Mendocino Humboldt Redwood Company, LLC


Palco case plods onward

By John Driscoll
The Times-Standard
April 1, 2008

The Pacific Lumber Co. and its creditors will jockey for position today as its bankruptcy enters what may be its final stage.

Unsecured creditors voted enthusiastically for a reorganization plan filed by key debtor Marathon Structured Finance Fund and the Mendocino Redwood Co. That’s crucial for the court to consider whether the plan could be imposed on creditors for Palco subsidiary Scotia Pacific, whose timberlands secure the lion’s share of the companies’ debt.

Those creditors did not view Palco’s three plans favorably. Based on that result, the timber noteholders asked Judge Richard Schmidt to scrap two of those plans. A plan to reorganize Palco alone didn’t get votes from any unsecured creditors, the noteholders wrote in a motion, and should be tossed out.

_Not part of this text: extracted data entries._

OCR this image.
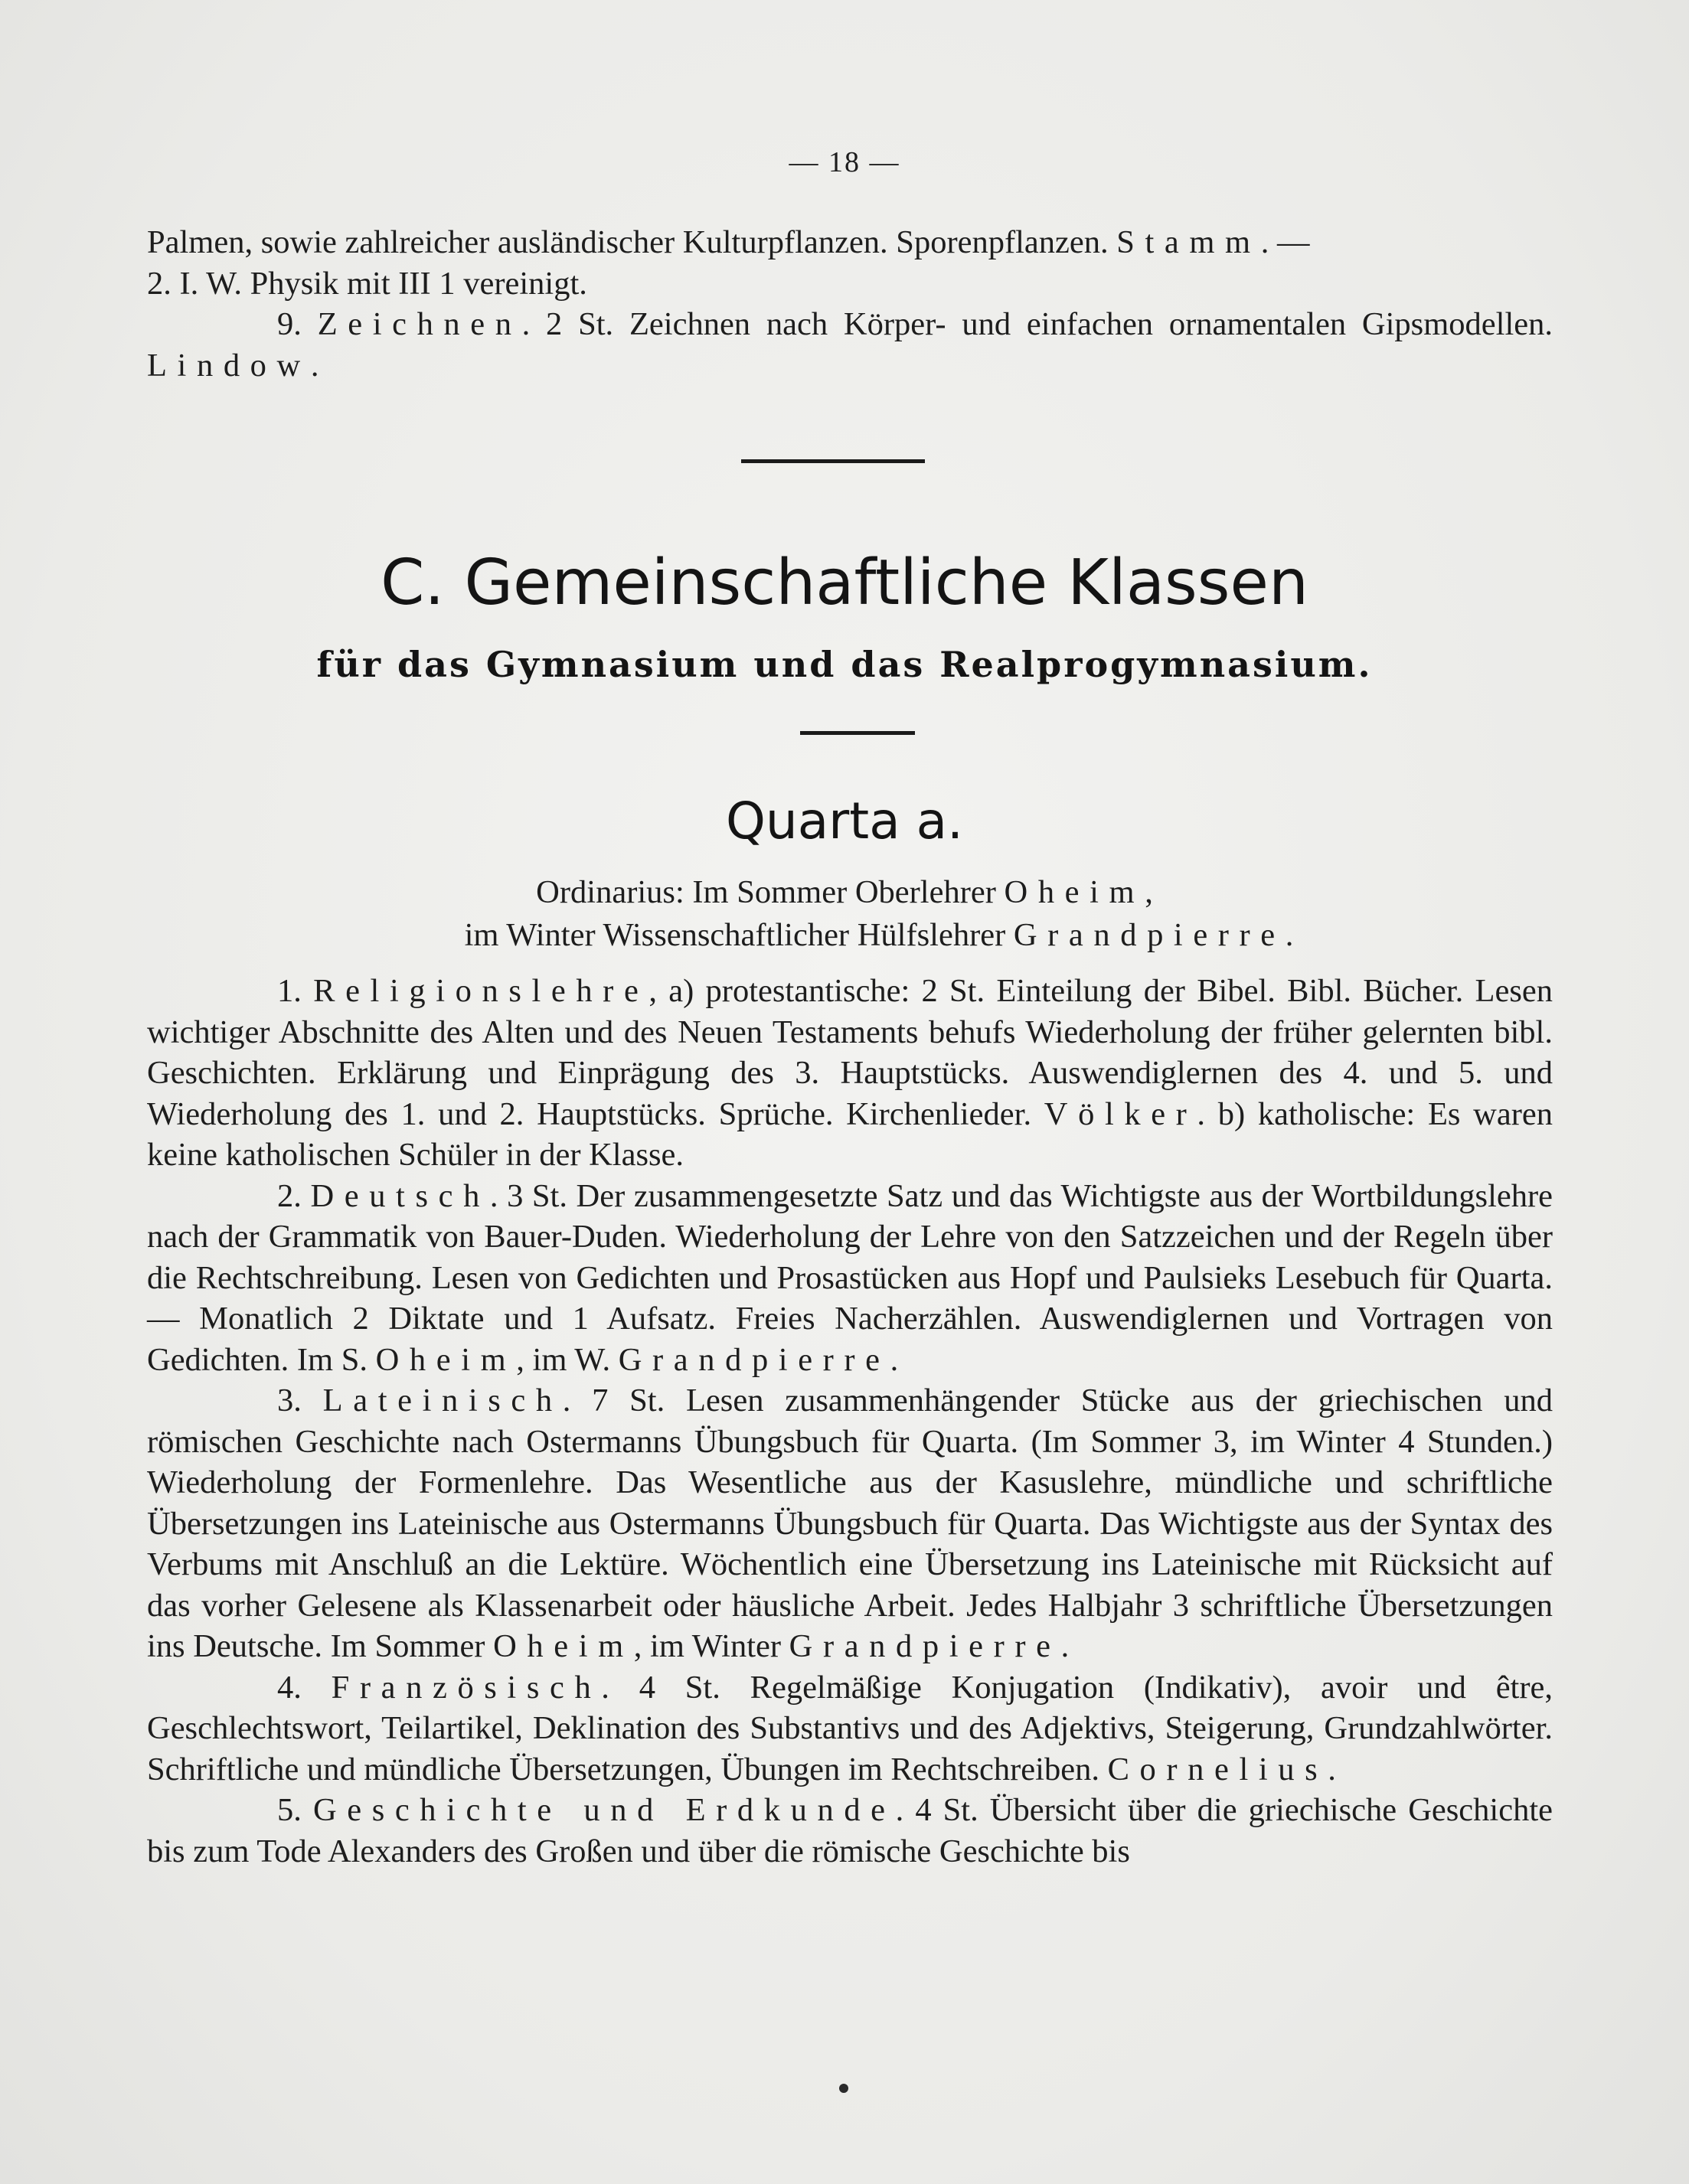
— 18 —

Palmen, sowie zahlreicher ausländischer Kulturpflanzen. Sporenpflanzen. Stamm. —
2. I. W. Physik mit III 1 vereinigt.

9. Zeichnen. 2 St. Zeichnen nach Körper- und einfachen ornamentalen Gipsmodellen. Lindow.

C. Gemeinschaftliche Klassen
für das Gymnasium und das Realprogymnasium.
Quarta a.
Ordinarius: Im Sommer Oberlehrer Oheim,
im Winter Wissenschaftlicher Hülfslehrer Grandpierre.

1. Religionslehre, a) protestantische: 2 St. Einteilung der Bibel. Bibl. Bücher. Lesen wichtiger Abschnitte des Alten und des Neuen Testaments behufs Wiederholung der früher gelernten bibl. Geschichten. Erklärung und Einprägung des 3. Hauptstücks. Auswendiglernen des 4. und 5. und Wiederholung des 1. und 2. Hauptstücks. Sprüche. Kirchenlieder. Völker. b) katholische: Es waren keine katholischen Schüler in der Klasse.

2. Deutsch. 3 St. Der zusammengesetzte Satz und das Wichtigste aus der Wortbildungslehre nach der Grammatik von Bauer-Duden. Wiederholung der Lehre von den Satzzeichen und der Regeln über die Rechtschreibung. Lesen von Gedichten und Prosastücken aus Hopf und Paulsieks Lesebuch für Quarta. — Monatlich 2 Diktate und 1 Aufsatz. Freies Nacherzählen. Auswendiglernen und Vortragen von Gedichten. Im S. Oheim, im W. Grandpierre.

3. Lateinisch. 7 St. Lesen zusammenhängender Stücke aus der griechischen und römischen Geschichte nach Ostermanns Übungsbuch für Quarta. (Im Sommer 3, im Winter 4 Stunden.) Wiederholung der Formenlehre. Das Wesentliche aus der Kasuslehre, mündliche und schriftliche Übersetzungen ins Lateinische aus Ostermanns Übungsbuch für Quarta. Das Wichtigste aus der Syntax des Verbums mit Anschluß an die Lektüre. Wöchentlich eine Übersetzung ins Lateinische mit Rücksicht auf das vorher Gelesene als Klassenarbeit oder häusliche Arbeit. Jedes Halbjahr 3 schriftliche Übersetzungen ins Deutsche. Im Sommer Oheim, im Winter Grandpierre.

4. Französisch. 4 St. Regelmäßige Konjugation (Indikativ), avoir und être, Geschlechtswort, Teilartikel, Deklination des Substantivs und des Adjektivs, Steigerung, Grundzahlwörter. Schriftliche und mündliche Übersetzungen, Übungen im Rechtschreiben. Cornelius.

5. Geschichte und Erdkunde. 4 St. Übersicht über die griechische Geschichte bis zum Tode Alexanders des Großen und über die römische Geschichte bis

Another to restructure both Palco and Scotia Pacific can’t be confirmed by the court, the noteholders contend, and can’t be imposed on other creditors.

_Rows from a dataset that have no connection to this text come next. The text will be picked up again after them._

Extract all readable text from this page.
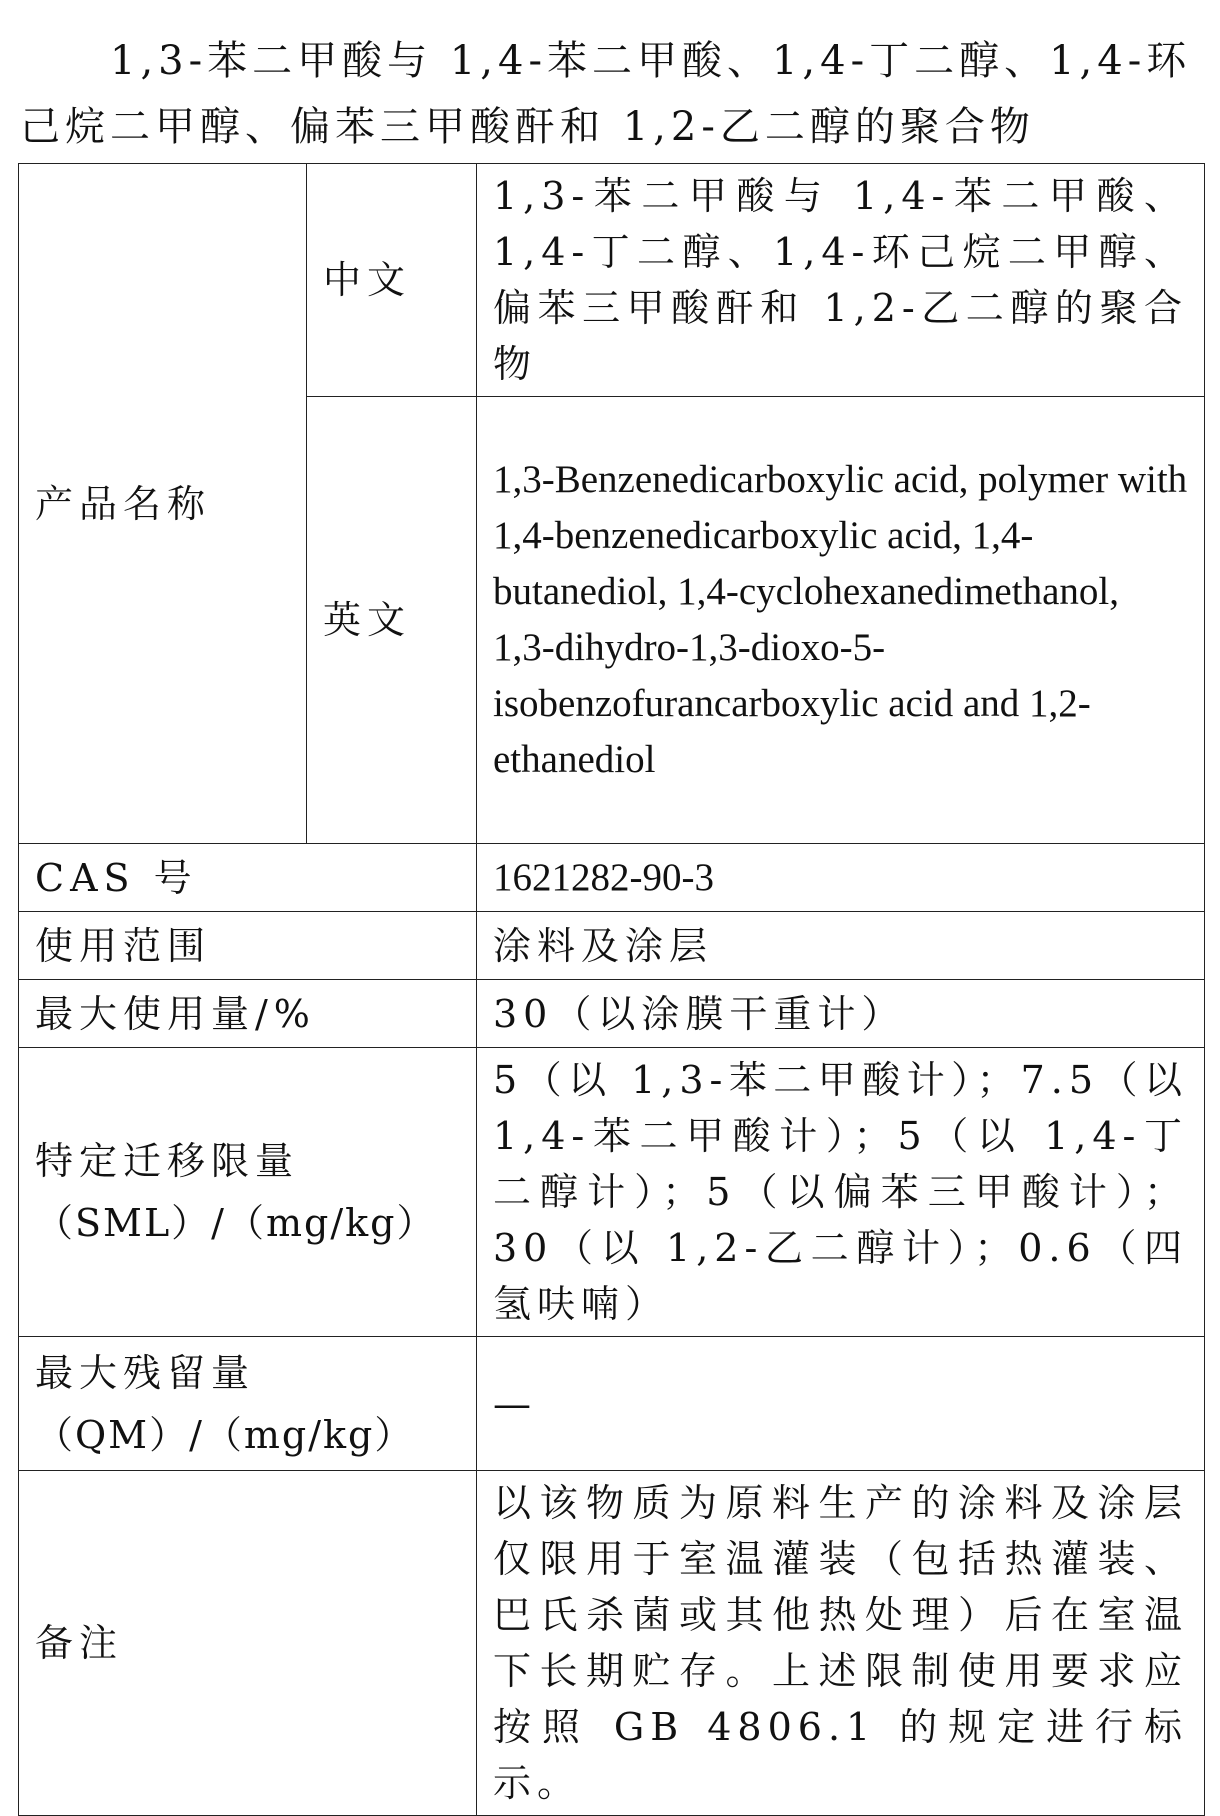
1,3-苯二甲酸与 1,4-苯二甲酸、1,4-丁二醇、1,4-环己烷二甲醇、偏苯三甲酸酐和 1,2-乙二醇的聚合物

产品名称	中文	1,3-苯二甲酸与 1,4-苯二甲酸、1,4-丁二醇、1,4-环己烷二甲醇、偏苯三甲酸酐和 1,2-乙二醇的聚合物
	英文	1,3-Benzenedicarboxylic acid, polymer with 1,4-benzenedicarboxylic acid, 1,4-butanediol, 1,4-cyclohexanedimethanol, 1,3-dihydro-1,3-dioxo-5-isobenzofurancarboxylic acid and 1,2-ethanediol
CAS 号		1621282-90-3
使用范围		涂料及涂层
最大使用量/%		30（以涂膜干重计）

特定迁移限量
（SML）/（mg/kg）		5（以 1,3-苯二甲酸计）；7.5（以 1,4-苯二甲酸计）；5（以 1,4-丁二醇计）；5（以偏苯三甲酸计）；30（以 1,2-乙二醇计）；0.6（四氢呋喃）

最大残留量
（QM）/（mg/kg）		—
备注		以该物质为原料生产的涂料及涂层仅限用于室温灌装（包括热灌装、巴氏杀菌或其他热处理）后在室温下长期贮存。上述限制使用要求应按照 GB 4806.1 的规定进行标示。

Mendocino and Marathon joined in that motion.

Schmidt ordered an expedited hearing on the matter for today.

Palco filed for bankruptcy in January 2007 after failing to make a payment on its large debt.

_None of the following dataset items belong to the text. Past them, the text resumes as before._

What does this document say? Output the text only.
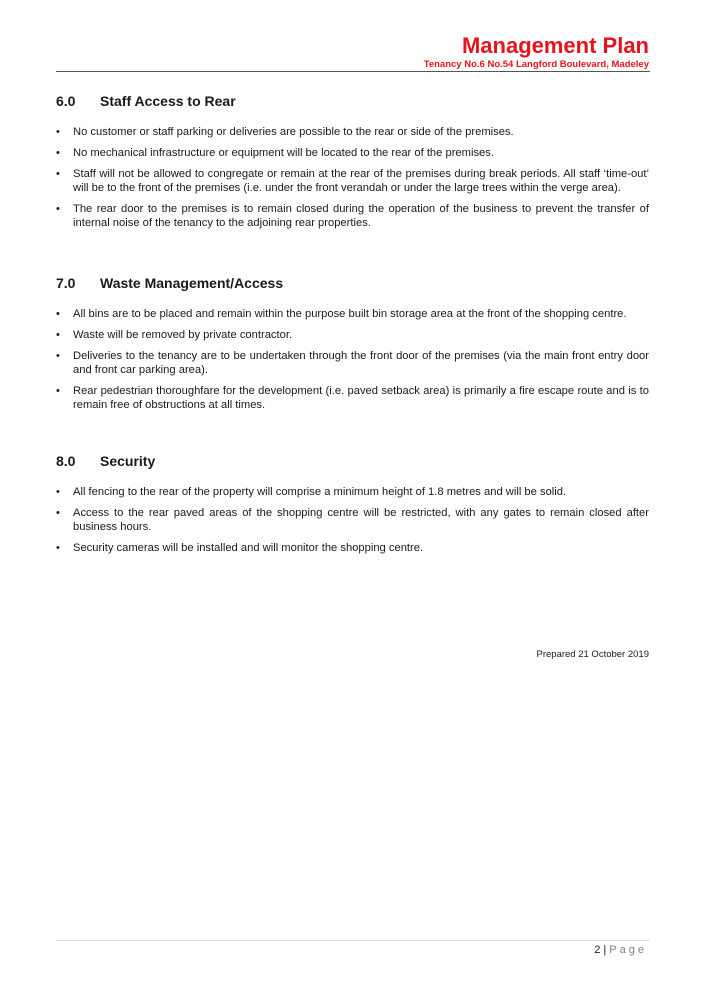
Management Plan
Tenancy No.6 No.54 Langford Boulevard, Madeley
6.0	Staff Access to Rear
• No customer or staff parking or deliveries are possible to the rear or side of the premises.
• No mechanical infrastructure or equipment will be located to the rear of the premises.
• Staff will not be allowed to congregate or remain at the rear of the premises during break periods. All staff ‘time-out’ will be to the front of the premises (i.e. under the front verandah or under the large trees within the verge area).
• The rear door to the premises is to remain closed during the operation of the business to prevent the transfer of internal noise of the tenancy to the adjoining rear properties.
7.0	Waste Management/Access
• All bins are to be placed and remain within the purpose built bin storage area at the front of the shopping centre.
• Waste will be removed by private contractor.
• Deliveries to the tenancy are to be undertaken through the front door of the premises (via the main front entry door and front car parking area).
• Rear pedestrian thoroughfare for the development (i.e. paved setback area) is primarily a fire escape route and is to remain free of obstructions at all times.
8.0	Security
• All fencing to the rear of the property will comprise a minimum height of 1.8 metres and will be solid.
• Access to the rear paved areas of the shopping centre will be restricted, with any gates to remain closed after business hours.
• Security cameras will be installed and will monitor the shopping centre.
Prepared 21 October 2019
2 | Page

Mendocino Redwood’s plan looks to blend Palco and Scotia Pacific’s operations, reduce the rate of logging, seek Forest Stewardship Council certification and allow Scotia residents to buy their homes. It expects that 250 employees will be needed to run the new company. Experts have questioned whether Mendocino and Marathon bring enough money to the table to satisfy the noteholders’ secured debt of $714 million. Testimony on the value of the 210,000 acres of timberland is likely to be vital.

Mendocino and the noteholders’ differ significantly on that value. Mendocino and Marathon are offering $500 million in cash and notes. The noteholders, represented by the Bank of New York, believe the land to be worth $600 million or more, and would hold an auction for the whole property.

That plan doesn’t apply to Palco and the Scotia sawmill or the town, although The Nature Conservancy, the Save-the-Redwoods League, Atlas Holdings and local environmental groups called the Community Forestry Team have said they would be interested in bidding to run a sustainable timber and lumber operation.

Palco estimated the land to be worth up to $1.4 billion, but that depended on the sale of 22,000 acres for an exclusive resort-type subdivision, and thousands of acres protected for endangered marbled murrelets.

Schmidt has scheduled a hearing to confirm bankruptcy plans for April 8 in his Corpus Christi, Texas court.